Attachment Based Therapy: Evidence Supported Counseling Practices

By Toni Hoy|Updated April 8, 2022
CheckedMedically Reviewed By Lauren Guilbeault, LMHC

Attachment-Based Therapy Is Critical For Those Who Live With Attachment Disorders

If you think about the many relationships that you have in your life and their importance to your happiness and well-being, you can start to gain a greater understanding of how much our attachments and attachment types influence our lives. For those who live with attachment disorders.

What's Attachment Based Therapy?

Attachment-based therapy encompasses some fairly new, and rather controversial, therapies for treating attachment disorders. Attachment disorders are serious conditions that affect children beginning at a young age. If left untreated, attachment disorders can affect individuals and their relationships for a lifetime.

John Bowlby and Mary Ainsworth were some of the early pioneers on attachment-based therapy. "A Review of General Psychology" survey (2002) ranked Bowlby as the 49th most-cited psychologist of the 20th century.

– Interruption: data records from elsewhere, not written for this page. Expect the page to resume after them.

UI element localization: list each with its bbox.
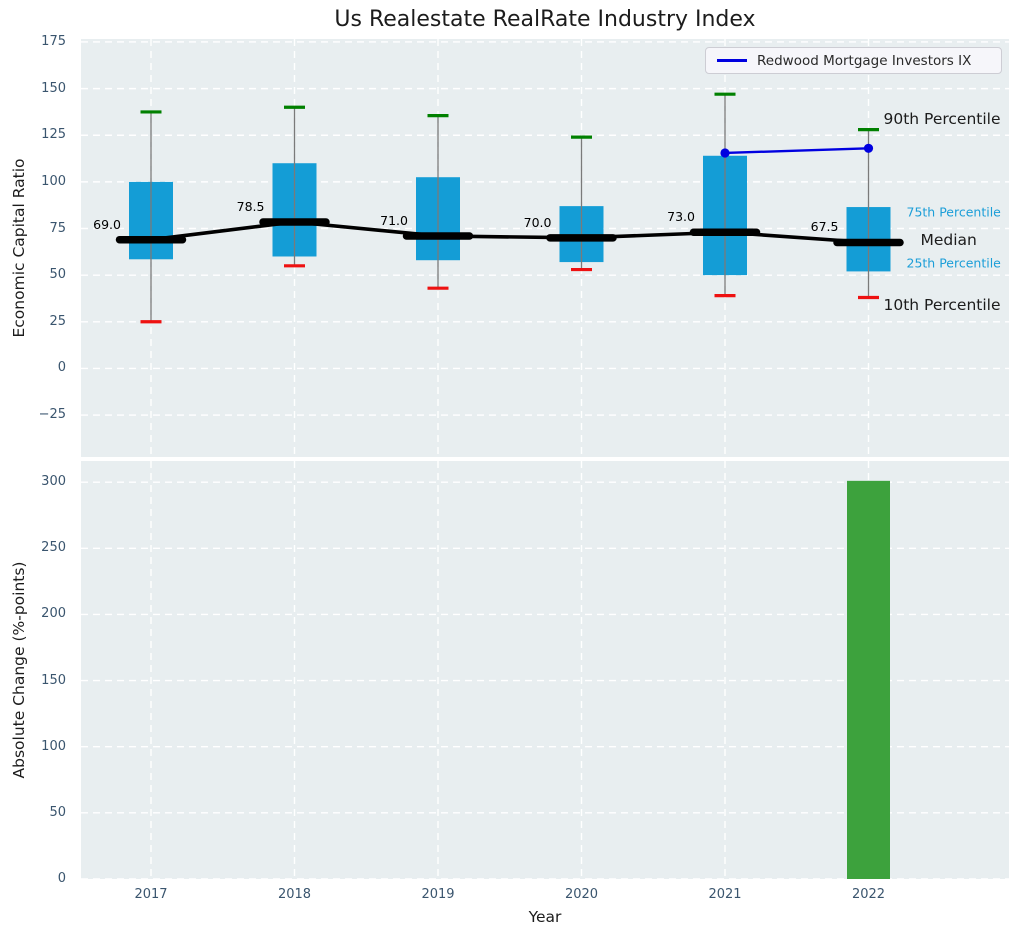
- legend-line-sample-icon: [717, 59, 747, 62]
- series-line-redwood: [724, 147, 869, 155]
- change-bar-2022: [847, 480, 890, 879]
- legend-box: Redwood Mortgage Investors IX: [705, 47, 1002, 74]
- bottom-y-axis-title: Absolute Change (%-points): [10, 561, 28, 779]
- legend-series-label: Redwood Mortgage Investors IX: [757, 52, 972, 69]
- series-point-2022: [863, 143, 874, 153]
- top-y-axis-title: Economic Capital Ratio: [10, 158, 28, 338]
- chart-title: Us Realestate RealRate Industry Index: [334, 7, 756, 32]
- series-point-2021: [720, 148, 730, 158]
- x-axis-title: Year: [528, 908, 562, 926]
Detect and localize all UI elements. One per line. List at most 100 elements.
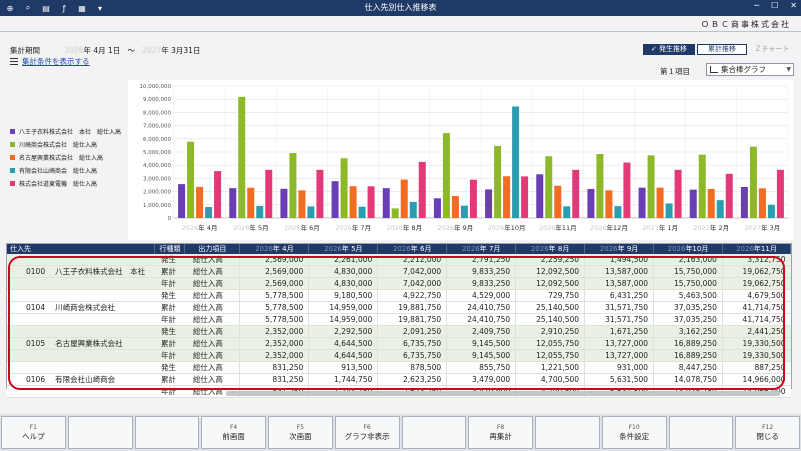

Research has given us some insight as to some dangerous methods of attachment-based therapy. More importantly, researchers continue to make progress in understanding the types of attachment-based therapies that are beginning to show promising results. However, it’s important to note that attachment-based therapy is still quite controversial, lacking substantial research, and can be dangerous depending on the exact approach used. For example, one attachment-based therapy technique called the rebirthing technique has been entirely banned in Colorado after a ten-year-old girl died due to suffocation. At the very least, significantly more research and understanding is needed before truly utilizing this attachment-based therapy methods.

To date, healing for attachment-based disorders focuses on understanding and strengthening the relationship between a child and his or her primary caregivers.

What Are Attachment Disorders?

Attachment disorders are psychiatric illnesses that develop in very young children as characterized by their inability or difficulty in emotionally attaching to others. The illness is nearly always due to infant or toddler severe neglect or abuse.

Children who lacked early primary caregivers such as those who lived in orphanages, residential centers, or those who had multiple foster care placements, especially where care was abusive or neglectful, often develop attachment disorders. Children who've experienced multiple traumatic losses may also develop attachment-based disorders and could potentially benefit from attachment-based therapy, but, again, more research is needed.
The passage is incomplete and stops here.